Тогда Антонина обняла его руками за шею и, чуть приподнявшись, чтобы быть вровень с ним, поцеловала седые, мягкие, пахнущие табаком усы…
В этой скучной и пыльной комнате кто-то для очистки совести повесил две картинки: на первой мальчик в матроске швырял с берега корм рыбам, на второй мордатый офицер в погонах и в аксельбантах расстреливал из нагана коммуниста, похожего на Христа. В простенках же между окнами висели дрянные циновки и большое деревянное блюдо.
Антонина долго рассматривала офицера, мальчика, блюдо. Рядом с ней молодая пара, крепко прижавшись друг к другу, тоже разглядывала картины и чему-то смеялась. Чему? Вдруг она поняла: девушка смеялась над ней — потому что она стояла перед гладкой, насквозь пропыленной циновкой и глядела на циновку, как на картину.
Пал Палыч в дверях большими затяжками докуривал папиросу. Его глаза поблескивали под очками.
В соседней комнате занимались учетом умерших и родившихся. Рождалось больше, чем умирало, и, вероятно, поэтому в комнате, несмотря на смешение двух совершенно разнородных видов учета, было все же веселей. Кто-то тихо смеялся в углу. Антонина оглянулась: молодая женщина с ребенком на руках показывала коренастому быстроглазому парню плакат, на котором было изображено, как надо чистить зубы; вероятно, парень не любил заниматься этим делом, и жена над ним посмеивалась.
В вестибюле друг против друга стояли два человека. Их освещали матовые лампы, оба они были в сером, мужчина страдальчески морщил свое изглоданное лицо и все собирался что-то сказать, но только махал рукой и сплевывал в огромную урну, стоящую, как памяник, на пьедестале. Женщина дергала намотанную на шею лисицу за хвост и непрерывно трещала, в чем-то оправдываясь и заглядывая в глаза мужчине хитро и лживо.
Они шли разводиться.
Антонина была хорошей хозяйкой.
Вид всякого беспорядка вызывал в ней острое желание немедленно его ликвидировать.
И непременно самой.
Если ей случалось видеть пустую квартиру, она тотчас же в уме прикидывала, как тут можно расставить вещи.
Несмотря на застенчивость, она нередко останавливала ломовиков:
— Полено уронили.
Но она почти ничего не знала, кроме своей комнаты и парикмахерской.
Брились люди. Иногда приходили два приятеля и, усевшись на кресла рядом, переговаривались друг с другом.
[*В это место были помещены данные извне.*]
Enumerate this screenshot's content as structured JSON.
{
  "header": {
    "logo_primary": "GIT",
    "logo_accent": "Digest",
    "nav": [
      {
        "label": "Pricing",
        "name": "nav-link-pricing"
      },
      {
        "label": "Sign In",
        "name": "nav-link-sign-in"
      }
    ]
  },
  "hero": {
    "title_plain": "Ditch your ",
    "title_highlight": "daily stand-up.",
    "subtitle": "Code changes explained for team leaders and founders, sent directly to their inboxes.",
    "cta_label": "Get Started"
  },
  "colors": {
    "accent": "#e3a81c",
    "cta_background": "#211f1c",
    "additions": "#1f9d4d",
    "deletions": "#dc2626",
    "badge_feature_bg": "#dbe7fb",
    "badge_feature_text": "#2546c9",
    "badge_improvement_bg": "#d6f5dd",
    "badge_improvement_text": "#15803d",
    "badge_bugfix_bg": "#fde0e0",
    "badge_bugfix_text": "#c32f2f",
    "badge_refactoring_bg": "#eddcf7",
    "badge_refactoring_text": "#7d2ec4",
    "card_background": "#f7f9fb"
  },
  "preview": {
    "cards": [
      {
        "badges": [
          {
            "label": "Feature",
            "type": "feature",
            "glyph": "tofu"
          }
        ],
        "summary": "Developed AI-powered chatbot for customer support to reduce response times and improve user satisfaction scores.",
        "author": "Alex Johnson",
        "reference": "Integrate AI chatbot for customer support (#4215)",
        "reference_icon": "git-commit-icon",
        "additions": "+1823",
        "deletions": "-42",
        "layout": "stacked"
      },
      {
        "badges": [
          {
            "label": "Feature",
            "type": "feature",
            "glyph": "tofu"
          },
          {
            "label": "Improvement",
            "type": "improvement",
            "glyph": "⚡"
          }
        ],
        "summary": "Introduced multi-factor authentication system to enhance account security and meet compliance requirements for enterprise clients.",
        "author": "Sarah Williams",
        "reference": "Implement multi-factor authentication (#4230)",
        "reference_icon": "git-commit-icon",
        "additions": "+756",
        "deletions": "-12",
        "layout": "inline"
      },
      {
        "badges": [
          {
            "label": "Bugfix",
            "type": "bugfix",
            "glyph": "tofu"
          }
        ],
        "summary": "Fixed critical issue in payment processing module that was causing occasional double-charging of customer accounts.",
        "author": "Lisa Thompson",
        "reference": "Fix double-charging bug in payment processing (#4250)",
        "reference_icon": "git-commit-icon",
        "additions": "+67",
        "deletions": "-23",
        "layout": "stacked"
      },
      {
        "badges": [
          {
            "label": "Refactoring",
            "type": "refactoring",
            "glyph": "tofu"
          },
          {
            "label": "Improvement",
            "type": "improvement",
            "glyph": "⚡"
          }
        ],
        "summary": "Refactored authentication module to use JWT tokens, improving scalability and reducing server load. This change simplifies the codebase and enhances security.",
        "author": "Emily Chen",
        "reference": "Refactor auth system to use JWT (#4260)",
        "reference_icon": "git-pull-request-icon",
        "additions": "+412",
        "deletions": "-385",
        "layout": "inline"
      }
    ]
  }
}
— Но ведь так же нельзя, — говорил один, — ведь это же безобразие.
И, отстранив ее руку, позабыв о том, что лицо намылено, орал:
— За такое горючее их, подлецов, сажать надо!..
Она понимала, что горючее плохое. Но ей до этого не было ровно никакого дела — горючее было горючим, оно существовало вне того мира, в котором жила она. И, вытирая ватой бритву, она спокойно ждала, пока клиент перестанет горячиться, но ждала, конечно, в том случае, если не было очереди. Если же очередь была, Антонина сухо говорила: «Извините», и клиент, сконфузившись и подставляя намыленную щеку, умолкал. Ведь не могла она позволить, чтобы очередь задерживалась из-за нее.
Иногда разговоры клиентов оказывались понятными и близкими ей, несмотря на огромную разницу масштабов той жизни, которой жили клиенты и она сама.
Тогда ей становилось грустно.
Конечно же она бывала в учреждениях, относила какие-то бумажки, платила гербовые сборы, даже писала заявления. Но это было не то. Она не понимала этих учреждений.
Зачем они существуют? Где их начало и где их конец?
А тут вдруг она поняла, и мало того, что просто поняла, — увидела, как безобразно плохо организовано это учреждение.
Да нет, оно, конечно, еще не было и организовано.
Просто-напросто пустая квартира, в которой надобно все расставить по своим местам.
Ведь вот рождаются дети…
Она даже махнула рукой от необычайного возбуждения, от радостного и острого сознания того, что она понимает, что она совсем понимает, все до конца, до самой последней капельки.
Хозяйственный пыл, рвение проснулись в ней. Ей хотелось делать, совершать поступки, у нее горело лицо от желания работать — ах, сколько бы она сделала сейчас!
С жаром, которого Пал Палыч в ней и не подозревал, она вдруг взяла его под руку и быстро принялась говорить ему, как украсила бы она эту «отметочную», детскую комнату.